Müsste konsequenterweise dann aber eigentlich „Studienassistentin (w/m)“ heißen. ;-)
@claudio
War auch meine erste Vermutung.
@claudio und let: Mag sein, diese Vermutung trifft zu, aber das ist natürlich viel mehr spekulativ als „klar“ und augenscheinlich… Finde ich persönlich aber auch nur mittelrelevant. Spannender finde ich, welche sprachlichen Formationen uns geläufig sind, welche uns irritieren und warum eigentlich. Nicht mehr und nicht weniger wollte ich mit diesem kleinen Beispiel illustrieren.

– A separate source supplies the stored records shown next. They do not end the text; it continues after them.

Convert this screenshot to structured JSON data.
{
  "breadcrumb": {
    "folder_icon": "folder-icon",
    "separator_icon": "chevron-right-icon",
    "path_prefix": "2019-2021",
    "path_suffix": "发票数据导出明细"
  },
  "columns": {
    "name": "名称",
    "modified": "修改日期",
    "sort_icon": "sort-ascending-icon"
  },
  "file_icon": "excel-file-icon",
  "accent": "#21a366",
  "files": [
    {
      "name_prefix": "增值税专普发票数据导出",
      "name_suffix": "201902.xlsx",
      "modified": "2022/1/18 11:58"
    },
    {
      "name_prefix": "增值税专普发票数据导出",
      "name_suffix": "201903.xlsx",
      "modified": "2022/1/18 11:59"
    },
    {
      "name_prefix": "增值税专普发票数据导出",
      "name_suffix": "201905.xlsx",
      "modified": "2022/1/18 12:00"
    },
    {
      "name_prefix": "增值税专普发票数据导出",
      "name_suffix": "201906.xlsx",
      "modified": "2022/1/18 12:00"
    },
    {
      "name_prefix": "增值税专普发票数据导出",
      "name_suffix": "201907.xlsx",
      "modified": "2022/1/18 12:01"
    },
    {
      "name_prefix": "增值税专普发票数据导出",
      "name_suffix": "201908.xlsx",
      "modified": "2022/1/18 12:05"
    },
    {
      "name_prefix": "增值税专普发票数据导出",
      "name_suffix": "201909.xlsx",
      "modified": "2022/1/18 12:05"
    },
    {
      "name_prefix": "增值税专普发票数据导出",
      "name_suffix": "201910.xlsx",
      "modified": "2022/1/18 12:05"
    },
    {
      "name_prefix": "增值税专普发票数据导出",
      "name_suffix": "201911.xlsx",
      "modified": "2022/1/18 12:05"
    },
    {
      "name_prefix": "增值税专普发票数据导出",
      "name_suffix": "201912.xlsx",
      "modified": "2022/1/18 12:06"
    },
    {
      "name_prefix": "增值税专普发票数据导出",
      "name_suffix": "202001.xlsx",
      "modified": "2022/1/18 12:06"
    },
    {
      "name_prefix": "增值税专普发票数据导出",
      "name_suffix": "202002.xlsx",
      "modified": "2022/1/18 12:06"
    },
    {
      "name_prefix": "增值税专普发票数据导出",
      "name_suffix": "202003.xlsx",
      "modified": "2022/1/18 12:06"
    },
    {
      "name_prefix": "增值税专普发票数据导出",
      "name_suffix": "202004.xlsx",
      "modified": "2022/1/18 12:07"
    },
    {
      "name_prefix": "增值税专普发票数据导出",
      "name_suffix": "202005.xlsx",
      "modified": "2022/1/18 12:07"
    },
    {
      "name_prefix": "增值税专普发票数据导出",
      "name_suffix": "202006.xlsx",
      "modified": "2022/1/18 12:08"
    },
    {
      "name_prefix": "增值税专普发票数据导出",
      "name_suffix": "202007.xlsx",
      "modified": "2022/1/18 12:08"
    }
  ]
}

Finde ich auch alles interessant. Claudios Vermutung liegt tatsächlich nahe. Aber in manchen Fällen versteckt sich hinter sowas keine Aussage darüber, wer mehr gewünscht ist. Ich bin Mitglied bei Amnesty International, wo das generische Femininum relativ üblich ist. Für das Amt der Vorstandssprecherin sind natürlich Frauen und Männer (und vermutlich alles dazwischen, wobei es das noch nicht gab) gleichermaßen willkommen, sich zu bewerben.
Ähnliches gibt es häufiger.
Wobei ich Vermeidungstaktik am gelungensten Finde. Eine Servicekraft oder Bedienung ist besser denn eine Empfangsdame(SIC!) oder ein Kellner.